I'm still dating the EHarmony guy, G. The commute each weekend is getting to me. He's wonderful, but we can't keep this up forever. His industry is only located in one section of the state, and required a daily physical presence. No telecommuting for him! I'm 21 years into a pension system, and have to stay until I'm 55 to collect. That's still several years away. Other than the distance, a few minor chinks have emerged. I'm a planner, have to be working towards something, and really am probably a little too focused on outcomes. He is NOT. Everything is last minute, winging it. It works for him, but it makes me melt down. Most importantly, I don't feel like a priority to him (in my mind). Everything comes ahead of what I would like. I realize being older, and having lived alone, I'm used to making the decisions. If I want to go somewhere, I go... If I want to leave, I leave. We'll make a plan, but there's always something, kids, parents, work, house, that interferes. I know he has a lot of responsibilities, but sheesh! I'm tired of being understanding.... Whew, then, when not gripping, I realize he is kind, sweet, smart, a hard worker, etc.... and there aren't many like him anywhere. So I hang on, and keep driving, driving, driving.
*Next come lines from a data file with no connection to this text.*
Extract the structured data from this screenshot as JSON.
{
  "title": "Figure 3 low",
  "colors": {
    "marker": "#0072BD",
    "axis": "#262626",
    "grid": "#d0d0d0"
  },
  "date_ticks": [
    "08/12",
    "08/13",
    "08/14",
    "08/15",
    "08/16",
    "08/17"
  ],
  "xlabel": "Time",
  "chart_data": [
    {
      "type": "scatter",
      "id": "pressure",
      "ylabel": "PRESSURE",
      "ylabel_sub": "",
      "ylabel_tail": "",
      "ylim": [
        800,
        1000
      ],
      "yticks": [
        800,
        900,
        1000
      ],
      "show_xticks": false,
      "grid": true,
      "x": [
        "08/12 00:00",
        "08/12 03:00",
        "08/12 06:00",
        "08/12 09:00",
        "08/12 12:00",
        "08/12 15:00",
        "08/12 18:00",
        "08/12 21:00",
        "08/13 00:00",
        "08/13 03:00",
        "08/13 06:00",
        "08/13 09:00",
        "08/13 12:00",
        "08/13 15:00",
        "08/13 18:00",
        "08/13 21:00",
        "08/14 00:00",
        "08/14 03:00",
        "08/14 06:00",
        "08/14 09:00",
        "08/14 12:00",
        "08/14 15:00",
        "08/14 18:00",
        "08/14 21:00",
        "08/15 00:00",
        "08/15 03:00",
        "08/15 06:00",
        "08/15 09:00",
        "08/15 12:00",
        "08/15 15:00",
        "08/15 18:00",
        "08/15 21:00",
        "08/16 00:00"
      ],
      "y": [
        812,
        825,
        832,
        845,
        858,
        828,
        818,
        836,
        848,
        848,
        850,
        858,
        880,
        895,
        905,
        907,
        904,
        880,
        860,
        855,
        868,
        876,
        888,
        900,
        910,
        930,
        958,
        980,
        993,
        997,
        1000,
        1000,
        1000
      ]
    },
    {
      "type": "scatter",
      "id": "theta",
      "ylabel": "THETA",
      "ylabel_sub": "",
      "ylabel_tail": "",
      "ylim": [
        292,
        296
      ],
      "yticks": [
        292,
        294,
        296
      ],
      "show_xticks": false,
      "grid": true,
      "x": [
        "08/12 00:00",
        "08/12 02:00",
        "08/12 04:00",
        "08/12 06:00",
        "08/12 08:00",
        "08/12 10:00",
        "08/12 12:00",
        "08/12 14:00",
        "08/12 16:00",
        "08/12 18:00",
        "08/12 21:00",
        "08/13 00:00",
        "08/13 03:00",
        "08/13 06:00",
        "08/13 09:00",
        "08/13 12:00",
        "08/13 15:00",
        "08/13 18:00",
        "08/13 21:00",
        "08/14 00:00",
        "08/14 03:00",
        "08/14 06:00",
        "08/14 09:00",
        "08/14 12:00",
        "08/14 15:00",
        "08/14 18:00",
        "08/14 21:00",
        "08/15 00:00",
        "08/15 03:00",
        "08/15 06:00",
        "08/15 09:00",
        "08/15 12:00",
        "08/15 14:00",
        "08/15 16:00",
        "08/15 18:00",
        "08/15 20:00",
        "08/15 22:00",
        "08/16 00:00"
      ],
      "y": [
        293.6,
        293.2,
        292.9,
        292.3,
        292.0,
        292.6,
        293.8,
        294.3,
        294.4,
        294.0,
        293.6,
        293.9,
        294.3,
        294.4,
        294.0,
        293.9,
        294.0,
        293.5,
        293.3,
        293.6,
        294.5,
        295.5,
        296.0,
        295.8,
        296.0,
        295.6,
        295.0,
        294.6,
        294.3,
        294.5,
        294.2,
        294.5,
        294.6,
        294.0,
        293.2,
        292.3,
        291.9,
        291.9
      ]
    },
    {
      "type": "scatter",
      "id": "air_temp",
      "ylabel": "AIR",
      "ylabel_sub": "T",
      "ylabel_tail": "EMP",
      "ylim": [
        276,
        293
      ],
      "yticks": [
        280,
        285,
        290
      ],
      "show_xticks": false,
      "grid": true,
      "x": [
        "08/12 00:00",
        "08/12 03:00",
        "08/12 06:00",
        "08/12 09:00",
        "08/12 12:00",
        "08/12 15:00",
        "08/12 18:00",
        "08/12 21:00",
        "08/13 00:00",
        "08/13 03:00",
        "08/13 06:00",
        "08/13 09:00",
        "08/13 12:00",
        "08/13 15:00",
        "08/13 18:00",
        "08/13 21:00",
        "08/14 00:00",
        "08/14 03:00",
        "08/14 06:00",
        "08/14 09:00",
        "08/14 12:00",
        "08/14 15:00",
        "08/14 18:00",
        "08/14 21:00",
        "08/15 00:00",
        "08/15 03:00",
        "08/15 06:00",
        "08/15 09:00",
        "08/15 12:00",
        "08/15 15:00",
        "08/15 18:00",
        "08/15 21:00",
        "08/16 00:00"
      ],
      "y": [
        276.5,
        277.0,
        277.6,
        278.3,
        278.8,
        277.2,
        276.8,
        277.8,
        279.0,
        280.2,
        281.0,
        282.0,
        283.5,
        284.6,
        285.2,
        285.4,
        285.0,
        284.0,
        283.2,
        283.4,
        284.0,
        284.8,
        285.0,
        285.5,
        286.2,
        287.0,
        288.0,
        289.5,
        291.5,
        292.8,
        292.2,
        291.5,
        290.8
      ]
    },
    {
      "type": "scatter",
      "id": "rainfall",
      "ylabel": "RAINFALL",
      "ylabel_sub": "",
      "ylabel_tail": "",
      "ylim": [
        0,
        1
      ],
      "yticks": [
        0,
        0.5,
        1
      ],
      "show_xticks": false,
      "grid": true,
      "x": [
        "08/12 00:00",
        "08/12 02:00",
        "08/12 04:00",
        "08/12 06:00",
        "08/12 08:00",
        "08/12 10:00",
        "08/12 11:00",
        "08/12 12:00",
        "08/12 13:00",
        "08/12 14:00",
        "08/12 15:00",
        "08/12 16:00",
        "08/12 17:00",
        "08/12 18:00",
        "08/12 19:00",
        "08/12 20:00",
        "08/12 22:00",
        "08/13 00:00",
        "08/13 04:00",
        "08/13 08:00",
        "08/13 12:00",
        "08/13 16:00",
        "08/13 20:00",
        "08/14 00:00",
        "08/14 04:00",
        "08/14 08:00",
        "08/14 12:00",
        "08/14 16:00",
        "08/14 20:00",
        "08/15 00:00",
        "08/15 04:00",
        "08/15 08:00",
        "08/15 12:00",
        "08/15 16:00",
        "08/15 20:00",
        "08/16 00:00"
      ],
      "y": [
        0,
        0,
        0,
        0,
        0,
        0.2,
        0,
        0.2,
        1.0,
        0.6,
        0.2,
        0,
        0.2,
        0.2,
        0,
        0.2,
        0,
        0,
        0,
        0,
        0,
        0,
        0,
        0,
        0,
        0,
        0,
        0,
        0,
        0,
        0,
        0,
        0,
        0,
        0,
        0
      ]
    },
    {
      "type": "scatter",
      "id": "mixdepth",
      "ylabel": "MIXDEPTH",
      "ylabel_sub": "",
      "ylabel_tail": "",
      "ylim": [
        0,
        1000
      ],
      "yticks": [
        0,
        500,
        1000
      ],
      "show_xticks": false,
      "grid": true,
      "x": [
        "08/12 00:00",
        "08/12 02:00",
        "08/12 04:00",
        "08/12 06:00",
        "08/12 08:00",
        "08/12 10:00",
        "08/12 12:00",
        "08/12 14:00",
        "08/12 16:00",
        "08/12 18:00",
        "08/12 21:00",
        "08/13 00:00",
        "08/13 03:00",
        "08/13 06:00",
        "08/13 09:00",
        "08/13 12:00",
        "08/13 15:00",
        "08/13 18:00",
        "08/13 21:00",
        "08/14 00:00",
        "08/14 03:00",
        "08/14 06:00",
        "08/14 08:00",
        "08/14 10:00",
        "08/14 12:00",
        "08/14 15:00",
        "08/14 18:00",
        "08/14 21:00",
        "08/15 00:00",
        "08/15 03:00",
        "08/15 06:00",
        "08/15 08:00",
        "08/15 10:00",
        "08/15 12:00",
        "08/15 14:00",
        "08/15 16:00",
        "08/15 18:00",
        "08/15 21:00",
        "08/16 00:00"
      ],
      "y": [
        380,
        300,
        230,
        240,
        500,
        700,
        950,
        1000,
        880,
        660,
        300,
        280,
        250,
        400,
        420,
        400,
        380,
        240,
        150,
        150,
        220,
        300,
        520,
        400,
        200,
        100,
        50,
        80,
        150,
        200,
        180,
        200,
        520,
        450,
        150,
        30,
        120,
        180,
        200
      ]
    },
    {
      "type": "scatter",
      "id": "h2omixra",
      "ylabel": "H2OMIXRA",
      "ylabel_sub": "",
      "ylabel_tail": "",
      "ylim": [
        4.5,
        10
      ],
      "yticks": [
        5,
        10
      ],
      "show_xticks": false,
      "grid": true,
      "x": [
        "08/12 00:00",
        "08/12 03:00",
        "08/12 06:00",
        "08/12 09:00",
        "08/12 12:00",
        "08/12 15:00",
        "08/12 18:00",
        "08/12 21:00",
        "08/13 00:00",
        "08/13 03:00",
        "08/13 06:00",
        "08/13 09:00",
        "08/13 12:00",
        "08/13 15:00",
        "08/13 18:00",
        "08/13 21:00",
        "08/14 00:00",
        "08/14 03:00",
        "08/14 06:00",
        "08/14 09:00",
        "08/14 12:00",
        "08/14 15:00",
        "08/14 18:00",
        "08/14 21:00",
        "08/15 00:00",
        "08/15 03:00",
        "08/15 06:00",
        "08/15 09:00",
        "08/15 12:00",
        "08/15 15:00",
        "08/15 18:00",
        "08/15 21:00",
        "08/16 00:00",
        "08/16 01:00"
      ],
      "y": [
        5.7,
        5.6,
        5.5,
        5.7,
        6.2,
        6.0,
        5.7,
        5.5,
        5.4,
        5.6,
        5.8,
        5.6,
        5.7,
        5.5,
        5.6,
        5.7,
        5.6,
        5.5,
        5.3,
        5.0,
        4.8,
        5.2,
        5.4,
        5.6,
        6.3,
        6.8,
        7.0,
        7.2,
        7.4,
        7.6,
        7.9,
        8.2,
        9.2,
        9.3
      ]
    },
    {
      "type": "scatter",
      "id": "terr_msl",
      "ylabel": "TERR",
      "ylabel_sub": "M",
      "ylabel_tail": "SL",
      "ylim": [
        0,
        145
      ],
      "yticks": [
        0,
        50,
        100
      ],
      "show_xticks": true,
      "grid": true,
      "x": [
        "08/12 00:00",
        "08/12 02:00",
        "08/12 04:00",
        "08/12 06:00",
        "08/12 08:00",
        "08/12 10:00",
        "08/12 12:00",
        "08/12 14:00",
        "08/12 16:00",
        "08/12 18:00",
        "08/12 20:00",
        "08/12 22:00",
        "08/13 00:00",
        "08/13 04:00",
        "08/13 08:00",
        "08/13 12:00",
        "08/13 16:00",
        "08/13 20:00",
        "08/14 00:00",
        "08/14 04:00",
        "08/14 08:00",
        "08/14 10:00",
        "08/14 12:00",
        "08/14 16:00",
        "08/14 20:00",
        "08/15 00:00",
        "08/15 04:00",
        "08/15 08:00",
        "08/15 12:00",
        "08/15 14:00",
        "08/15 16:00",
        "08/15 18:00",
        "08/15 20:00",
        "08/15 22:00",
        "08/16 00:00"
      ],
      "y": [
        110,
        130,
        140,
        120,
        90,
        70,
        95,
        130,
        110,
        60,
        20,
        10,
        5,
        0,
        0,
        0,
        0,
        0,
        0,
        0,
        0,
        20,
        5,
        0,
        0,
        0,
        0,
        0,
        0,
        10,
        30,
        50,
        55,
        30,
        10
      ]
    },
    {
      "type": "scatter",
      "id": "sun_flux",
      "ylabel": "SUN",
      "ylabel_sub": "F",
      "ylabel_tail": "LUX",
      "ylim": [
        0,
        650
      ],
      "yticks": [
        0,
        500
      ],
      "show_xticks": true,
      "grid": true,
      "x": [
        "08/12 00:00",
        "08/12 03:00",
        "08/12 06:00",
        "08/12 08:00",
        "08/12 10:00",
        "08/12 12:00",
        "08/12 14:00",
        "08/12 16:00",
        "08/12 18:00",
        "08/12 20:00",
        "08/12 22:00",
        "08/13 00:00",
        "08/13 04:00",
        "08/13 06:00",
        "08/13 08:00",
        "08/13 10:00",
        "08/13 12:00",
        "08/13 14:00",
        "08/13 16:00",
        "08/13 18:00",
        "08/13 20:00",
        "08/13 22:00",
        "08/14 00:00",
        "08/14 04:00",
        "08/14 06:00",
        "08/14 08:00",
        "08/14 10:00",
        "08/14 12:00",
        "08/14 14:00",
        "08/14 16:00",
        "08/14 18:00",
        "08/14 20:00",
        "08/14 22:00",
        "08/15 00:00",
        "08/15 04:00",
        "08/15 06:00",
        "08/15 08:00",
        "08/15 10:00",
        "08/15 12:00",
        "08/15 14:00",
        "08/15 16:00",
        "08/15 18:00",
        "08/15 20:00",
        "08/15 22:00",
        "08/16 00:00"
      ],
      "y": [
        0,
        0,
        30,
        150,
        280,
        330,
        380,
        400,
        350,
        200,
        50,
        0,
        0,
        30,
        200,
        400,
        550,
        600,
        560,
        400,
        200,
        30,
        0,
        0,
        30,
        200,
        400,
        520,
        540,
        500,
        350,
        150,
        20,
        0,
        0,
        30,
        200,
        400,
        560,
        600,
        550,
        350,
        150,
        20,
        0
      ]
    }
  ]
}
I am 6 months or so away from finishing my Doctorate. This has been the most incredible 2 years of my life... I've grown so much, and worked so hard. It will be great to finish my dissertation, and have that behind me... so blogging falls to the wayside. I still log on in the middle of the night, and play catch up, and read.... but seldom write too much. This was relaxing, so maybe... oh well... time to hit the books....
What was the busiest time in your life??? How did you handle it? Would you do it again?